While import demands are dropping rapidly, predicated on inventory buildups of consumer goods, container spot rates remain elevated on a year/year basis (+73 percent to the West Coast and +59 percent to the East Coast.) Drewry’s container spot rates from China/East Asia to the West Coast plunged 41 percent month-to-month to $9,630 FEU, and China/East Asia to the U.S. East Coast is down 36 percent per FEU to $11,907.
Persistent supply chain constraints, U.S. port-of-entry congestion, availability and high cost of trucking and suspect product quality issues are problems that must be dealt with to deliver the PVF industry’s needs on a timely, cost-effective basis.
Supporting domestic manufacturing ensures reliable sources of supply, high-quality products and limited liability exposure, and bolsters our domestic PVF industry’s manufacturing sector.
PVF Roundtable News
The third PVF Roundtable Networking Meeting of 2022 will be Aug. 9 at Houston’s The Bell Tower on 34th.
The PVF Roundtable TroutBlast Fishing Tournament is scheduled for Oct. 7-8, 2022, in Matagorda, Texas, beginning with The Captain’s Dinner on the Oct. 7 at Storm Shack (County Road 259), 5-9:30 p.m.
The fishing tournament begins at 6 a.m. on Oct. 8 at Blackjack Tournament, Matagorda Harbor.
The golf tournament and TroutBlast are the two major fund-raising events held by the PVF Roundtable Charitable Foundation.
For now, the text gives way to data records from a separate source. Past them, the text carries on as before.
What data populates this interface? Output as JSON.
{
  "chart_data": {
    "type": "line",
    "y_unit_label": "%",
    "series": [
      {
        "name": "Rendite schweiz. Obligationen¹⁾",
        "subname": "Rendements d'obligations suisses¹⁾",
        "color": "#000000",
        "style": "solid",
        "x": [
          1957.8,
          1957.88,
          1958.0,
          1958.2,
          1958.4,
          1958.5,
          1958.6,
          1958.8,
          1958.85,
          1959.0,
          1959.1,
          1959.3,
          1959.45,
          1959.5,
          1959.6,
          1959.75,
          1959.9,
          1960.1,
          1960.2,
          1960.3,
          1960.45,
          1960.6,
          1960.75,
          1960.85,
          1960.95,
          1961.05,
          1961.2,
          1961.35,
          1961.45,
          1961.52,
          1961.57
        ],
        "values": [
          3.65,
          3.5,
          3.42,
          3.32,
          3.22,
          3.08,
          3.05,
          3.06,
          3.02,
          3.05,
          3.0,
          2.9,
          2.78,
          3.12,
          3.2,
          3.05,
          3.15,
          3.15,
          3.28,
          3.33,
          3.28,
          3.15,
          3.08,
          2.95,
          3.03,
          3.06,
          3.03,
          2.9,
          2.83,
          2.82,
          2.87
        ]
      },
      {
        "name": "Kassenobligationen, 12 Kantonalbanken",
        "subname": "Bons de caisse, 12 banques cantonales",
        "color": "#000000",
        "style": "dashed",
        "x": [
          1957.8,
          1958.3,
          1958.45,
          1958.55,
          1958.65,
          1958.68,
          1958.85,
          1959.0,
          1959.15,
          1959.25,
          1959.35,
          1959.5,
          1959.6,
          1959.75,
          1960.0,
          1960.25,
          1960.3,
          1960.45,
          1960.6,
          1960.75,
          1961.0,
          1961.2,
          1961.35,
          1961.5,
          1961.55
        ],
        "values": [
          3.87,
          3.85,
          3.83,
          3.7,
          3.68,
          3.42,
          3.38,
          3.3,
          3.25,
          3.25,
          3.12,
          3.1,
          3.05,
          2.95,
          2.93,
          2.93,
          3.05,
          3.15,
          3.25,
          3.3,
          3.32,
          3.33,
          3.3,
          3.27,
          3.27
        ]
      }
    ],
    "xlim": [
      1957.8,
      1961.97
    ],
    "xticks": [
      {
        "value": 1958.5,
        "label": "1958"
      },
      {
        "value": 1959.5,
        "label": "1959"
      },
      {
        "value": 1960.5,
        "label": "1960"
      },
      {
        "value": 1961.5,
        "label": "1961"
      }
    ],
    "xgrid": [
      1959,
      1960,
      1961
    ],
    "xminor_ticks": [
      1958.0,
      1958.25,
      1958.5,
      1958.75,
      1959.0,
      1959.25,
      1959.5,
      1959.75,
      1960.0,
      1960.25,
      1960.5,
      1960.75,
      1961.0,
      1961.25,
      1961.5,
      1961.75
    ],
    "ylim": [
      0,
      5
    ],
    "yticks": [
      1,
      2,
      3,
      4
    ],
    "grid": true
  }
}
Funds raised are dedicated to the PVF Roundtable Scholarship Programs.
As a member of the board of directors, and I speak for all members, we thank you for your participation in these events.
With the uncertainties in the current turbulent PVF market, the networking meetings are a venue for you and your associates to network with your peers in the industry. These events provide the platform to share information, discuss pertinent issues, meet new contacts, develop new and long-lasting friendships, and pursue new opportunities in the industry.